Hammer & Dolly – December 2013

One Shop Says “NO” to the State Farm Agreement

November 11, 2013 was a big day for the Taylor family in Taylor’s Auto Body Shop in Charlottesville, Virginia. It was the day they made the decision to say “No” to signing the new State Farm® Select Service® agreement for their business based on the impending implementation of the PartsTrader system and potentially other vendor requirements.

The Founders of Taylor’s Auto Body Shop, Doug and May Taylor, were present at the Collision Industry Conference meeting in Las Vegas, Nevada during the time of their negotiations with the insurer and had heard all of discussions that took place there in relation to insurer mandates. They did have legal counsel perform a review of the agreement and the recommendation was to not participate under the existing guidelines..

May found the situation they were in particularly upsetting, saying, “We felt bullied. It did not make any difference that we have such a good relationship with the agents and did a large volume of work for them.  In the past twelve months, there has only been one customer complaint and that was because of some old damage. It just showed to me that State Farm does not care about the customer service or quality of repair.”

She continued with, “When we returned from CIC and SEMA in Las Vegas, we found that the insurer was pushing us to sign or not and to make the decision that day, either way. It was then that we realized that we needed to separate ourselves and change our business model accordingly. We have always been a company who markets directly to our existing and potential customers, but we will be focusing more attention to gaining and retaining our clientele in the future. I believe that this is an opportunity to educate the consumer about the repair process and why they should choose us.”


Thoughts of the Executive Director

We can now all stop wondering when the new State Farm agreement will arrive that includes the parts and materials procurement system and now start wondering what the aftermath will be. For those of you who are a part of the Select Service program, you are now more than likely operating under the new agreement, unless you’ve made the decision to not sign.
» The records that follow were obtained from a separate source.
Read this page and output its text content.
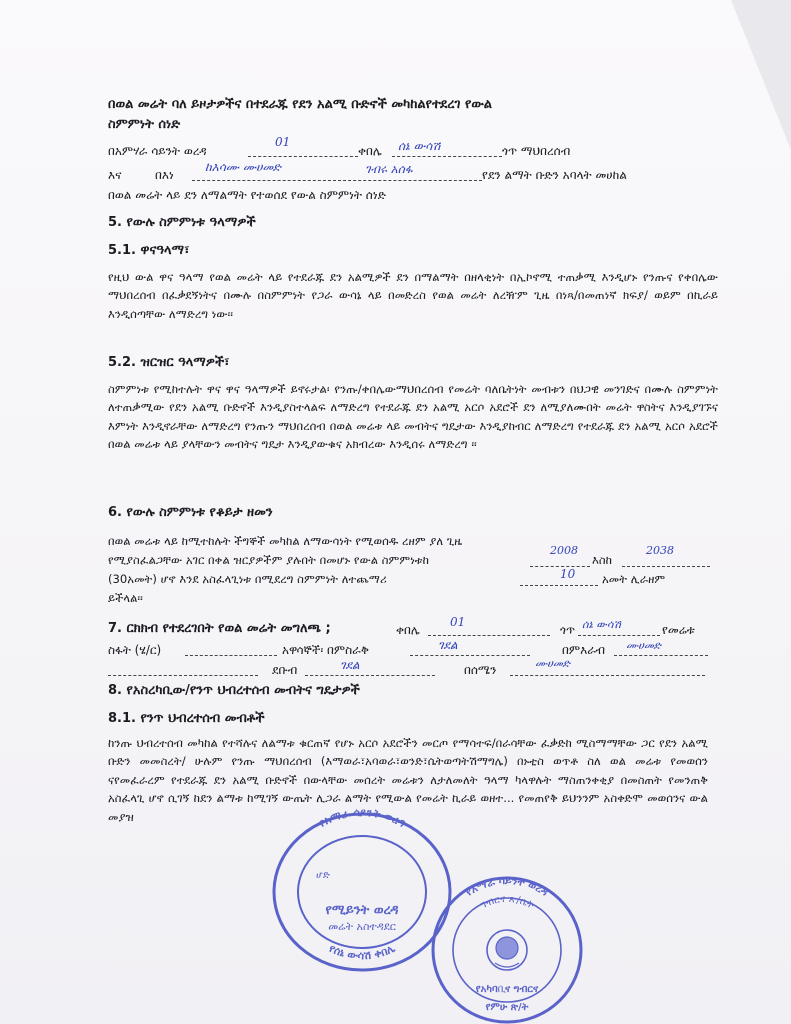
በወል መሬት ባለ ይዞታዎችና በተደራጁ የደን አልሚ ቡድኖች መካከልየተደረገ የውል
ስምምነት ሰነድ
በአምሃራ ሳይንት ወረዳ
01
ቀበሌ ሰኔ ውሳሽ	ጎጥ ማህበረሰብ
እና	በእነ
ከእሳሙ ሙሀመድ	ገብሩ አሰፋ	የደን ልማት ቡድን አባላት መሀከል
በወል መሬት ላይ ደን ለማልማት የተወሰደ የውል ስምምነት ሰነድ
5. የውሉ ስምምነቱ ዓላማዎች
5.1. ዋናዓላማ፣

የዚህ ውል ዋና ዓላማ የወል መሬት ላይ የተደራጁ ደን አልሚዎች ደን በማልማት በዘላቂነት በኢኮኖሚ ተጠቃሚ እንዲሆኑ የንጡና የቀበሌው ማህበረሰብ በፈቃደኝነትና በሙሉ በስምምነት የጋራ ውሳኔ ላይ በመድረስ የወል መሬት ለረዥም ጊዜ በነጻ/በመጠነኛ ክፍያ/ ወይም በኪራይ እንዲሰጣቸው ለማድረግ ነው፡፡

5.2. ዝርዝር ዓላማዎች፣

ስምምነቱ የሚከተሉት ዋና ዋና ዓላማዎች ይኖሩታል፡ የንጡ/ቀበሌውማህበረሰብ የመሬት ባለቤትነት መብቱን በህጋዊ መንገድና በሙሉ ስምምነት ለተጠቃሚው የደን አልሚ ቡድኖች እንዲያስተላልፍ ለማድረግ የተደራጁ ደን አልሚ አርሶ አደሮች ደን ለሚያለሙበት መሬት ዋስትና እንዲያገኙና እምነት እንዲኖራቸው ለማድረግ የንጡን ማህበረሰብ በወል መሬቱ ላይ መብትና ግዴታው እንዲያከብር ለማድረግ የተደራጁ ደን አልሚ አርሶ አደሮች በወል መሬቱ ላይ ያላቸውን መብትና ግዴታ እንዲያውቁና አክብረው እንዲሰሩ ለማድረግ ፡፡

6. የውሉ ስምምነቱ የቆይታ ዘመን
በወል መሬቱ ላይ ከሚተከሉት ችግኞች መካከል ለማውሳነት የሚወሰዱ ረዘም ያለ ጊዜ
የሚያስፈልጋቸው አገር በቀል ዝርያዎችም ያሉበት በመሆኑ የውል ስምምነቱከ
2008
እስከ
2038
(30አመት) ሆኖ እንደ አስፈላጊነቱ በሚደረግ ስምምነት ለተጨማሪ	10 አመት ሊራዘም
ይችላል፡፡
7. ርክክብ የተደረገበት የወል መሬት መግለጫ ;	ቀበሌ
01
ጎጥ ሰኔ ውሳሽ	የመሬቱ
ስፋት (ሄ/ር)	አዋሳኞች፡ በምስራቅ	ገደል	በምእራብ ሙሀመድ
ደቡብ	ገደል	በሰሜን	ሙሀመድ
8. የአስረካቢው/የንጥ ህብረተሰብ መብትና ግዴታዎች
8.1. የንጥ ህብረተሰብ መብቶች

ከንጡ ህብረተሰብ መካከል የተሻሉና ለልማቱ ቁርጠኛ የሆኑ አርሶ አደሮችን መርጦ የማሳተፍ/በራሳቸው ፈቃድከ ሚስማማቸው ጋር የደን አልሚ ቡድን መመስረት/ ሁሉም የንጡ ማህበረሰብ (እማወራ፣አባወራ፣ወንድ፣ሴትወጣትሽማግሌ) በኑቲስ ወጥቶ ስለ ወል መሬቱ የመወሰን ናየመፈራረም የተደራጁ ደን አልሚ ቡድኖች በውላቸው መሰረት መሬቱን ለታለመለት ዓላማ ካላዋሉት ማስጠንቀቂያ በመስጠት የመንጠቅ አስፈላጊ ሆኖ ሲገኝ ከደን ልማቱ ከሚገኝ ውጤት ሊጋራ ልማት የሚውል የመሬት ኪራይ ወዘተ... የመጠየቅ ይህንንም አስቀድሞ መወሰንና ውል መያዝ	የአማራ ሳይንት ወረዳ
የሰኔ ውሳሽ ቀበሌ
ሆድ
የሚይንት ወረዳ
መሬት አስተዳደር
የአማራ ሳይንት ወረዳ
ግብርና ጽ/ቤት
የአካባቢና ግብርና
የምሁ ጽ/ት
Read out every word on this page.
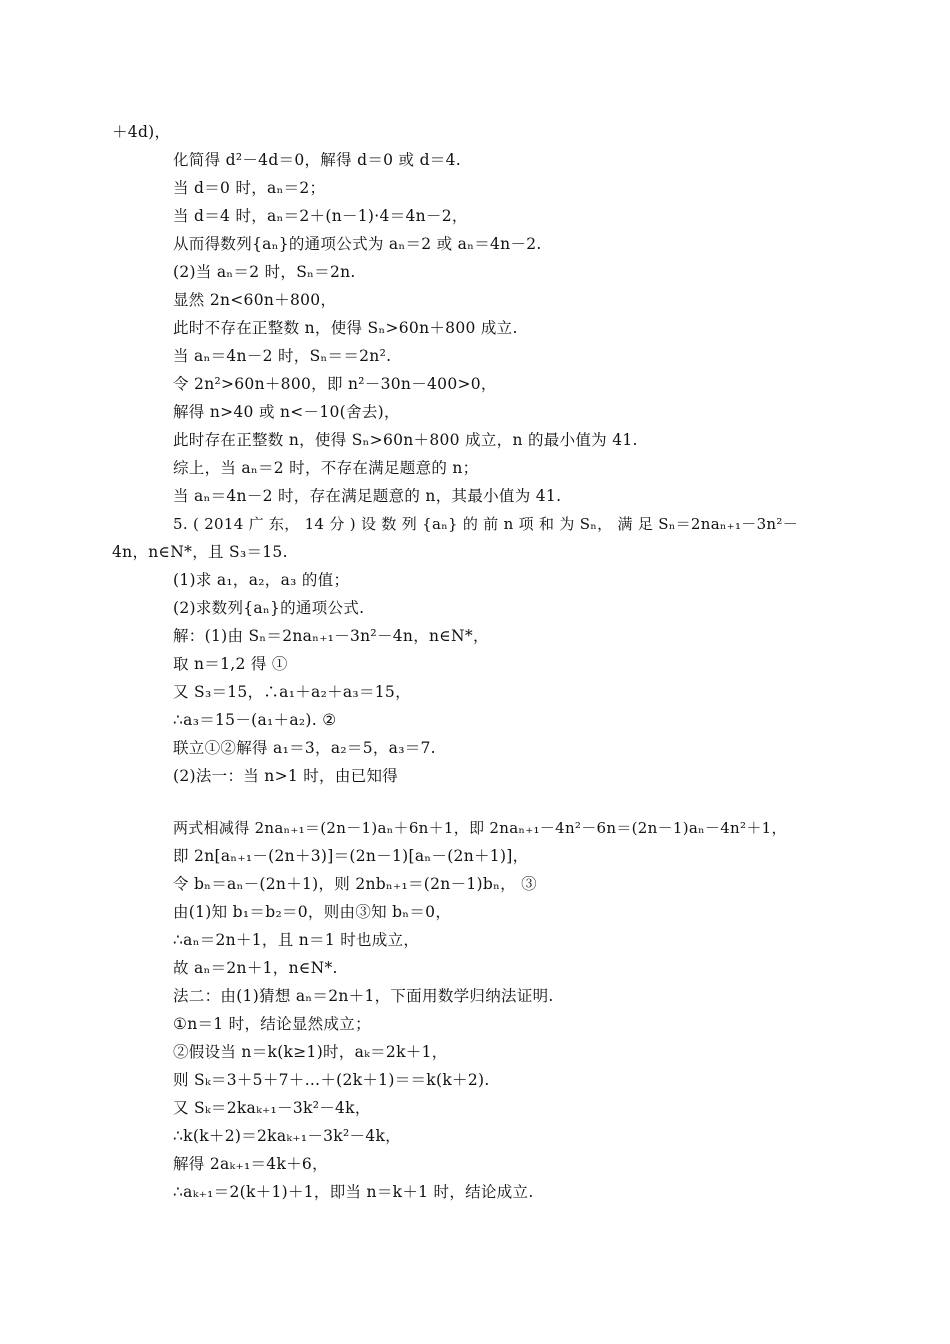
＋4d)，
化简得 d²－4d＝0，解得 d＝0 或 d＝4.
当 d＝0 时，aₙ＝2；
当 d＝4 时，aₙ＝2＋(n－1)·4＝4n－2，
从而得数列{aₙ}的通项公式为 aₙ＝2 或 aₙ＝4n－2.
(2)当 aₙ＝2 时，Sₙ＝2n.
显然 2n<60n＋800，
此时不存在正整数 n，使得 Sₙ>60n＋800 成立.
当 aₙ＝4n－2 时，Sₙ＝＝2n².
令 2n²>60n＋800，即 n²－30n－400>0，
解得 n>40 或 n<－10(舍去)，
此时存在正整数 n，使得 Sₙ>60n＋800 成立，n 的最小值为 41.
综上，当 aₙ＝2 时，不存在满足题意的 n；
当 aₙ＝4n－2 时，存在满足题意的 n，其最小值为 41.
5. ( 2014 广 东， 14 分 ) 设 数 列 {aₙ} 的 前 n 项 和 为 Sₙ， 满 足 Sₙ＝2naₙ₊₁－3n²－
4n，n∈N*，且 S₃＝15.
(1)求 a₁，a₂，a₃ 的值；
(2)求数列{aₙ}的通项公式.
解：(1)由 Sₙ＝2naₙ₊₁－3n²－4n，n∈N*，
取 n＝1,2 得 ①
又 S₃＝15，∴a₁＋a₂＋a₃＝15，
∴a₃＝15－(a₁＋a₂). ②
联立①②解得 a₁＝3，a₂＝5，a₃＝7.
(2)法一：当 n>1 时，由已知得
两式相减得 2naₙ₊₁＝(2n－1)aₙ＋6n＋1，即 2naₙ₊₁－4n²－6n＝(2n－1)aₙ－4n²＋1，
即 2n[aₙ₊₁－(2n＋3)]＝(2n－1)[aₙ－(2n＋1)]，
令 bₙ＝aₙ－(2n＋1)，则 2nbₙ₊₁＝(2n－1)bₙ， ③
由(1)知 b₁＝b₂＝0，则由③知 bₙ＝0，
∴aₙ＝2n＋1，且 n＝1 时也成立，
故 aₙ＝2n＋1，n∈N*.
法二：由(1)猜想 aₙ＝2n＋1，下面用数学归纳法证明.
①n＝1 时，结论显然成立；
②假设当 n＝k(k≥1)时，aₖ＝2k＋1，
则 Sₖ＝3＋5＋7＋…＋(2k＋1)＝＝k(k＋2).
又 Sₖ＝2kaₖ₊₁－3k²－4k，
∴k(k＋2)＝2kaₖ₊₁－3k²－4k，
解得 2aₖ₊₁＝4k＋6，
∴aₖ₊₁＝2(k＋1)＋1，即当 n＝k＋1 时，结论成立.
Those of you who are not signing, it’s time to understand what the term “reasonable and/or usual and customary” means.

What kills me is that 99% of the shops who sign do not have the document reviewed by legal counsel. Probably because after doing so would result in a “Seriously?! Who came up with this stuff?” from the other end. And because most of you know that’s bound to happen, then you just figure, “well, they’re just going to tell me I’m better off without it, but I don’t think I could afford to do that so I’ll just go along with it because if I don’t someone else will anyway.” I know this internal dialogue sounds at least vaguely familiar. That’s how the cyclical system has lulled the shops into accepting things that no other industry aside from healthcare would.

So I’m going to pretend you did send it to a lawyer. Any [good] lawyer will tell you a few things to consider as general principle. The below is not legal advice, but interpretation of things I’ve been told**:

1)      It’s not a contract. Therefore it’s not admissible under any contract law and hasn’t been tried in court as to validity anywhere in the US.

2)      No one would enforce it because either party can quit at any time for any reason.

3)      If you sign it, then you are essentially agreeing that the practices outlined are within your scope of business and you’ve made a decision to accept them. This could automatically negate any future litigation or claims against them by you.

**These are hearsay, and you should have your own legal counsel review your particular documents or agreements independently.

While I certainly understand the pressures that you face each day, I would implore you to think of the future of our industry as a whole. The decision to get on these procurement programs also forces your parts vendors to do so if they want to do business with you. The option to use your own vendors is proven to be a farce in the already existing markets on the system. If your vendor is making the business decision to bow out then you will not be able to buy from them and maintain good ratings with the insurer, and you may be coerced into buying parts out-of-state just to save [them] a few bucks. You dealer body shops should really pay attention to this if you want to continue buying parts from yourself.

Going back to the intro, the term “reasonable and/or usual and customary” has been used a lot in our industry to use what one repairer agreed to and force it on another. No, that’s not the exact definition, it’s mine. This is the term that insurers use against shops who are non-DRP or are DRP, it doesn’t matter, to systematically reduce the reimbursement rates for particular operations whether by labor rate, hour, or price.

Fast-forward a year (or less), and you will have the parts procurement systems in many shops in our area because of a few insurers with a large market share. Once given the foothold, the pressure for non-participating shops to utilize a particular system to procure parts is only the next logical step. If more than 50% of the market utilize one, then the insurer will say it is reasonable and customary for the other 50% to do so as well.

Just wait until they start on your paint and materials. Don’t believe me? Go back and read 4e in the agreement.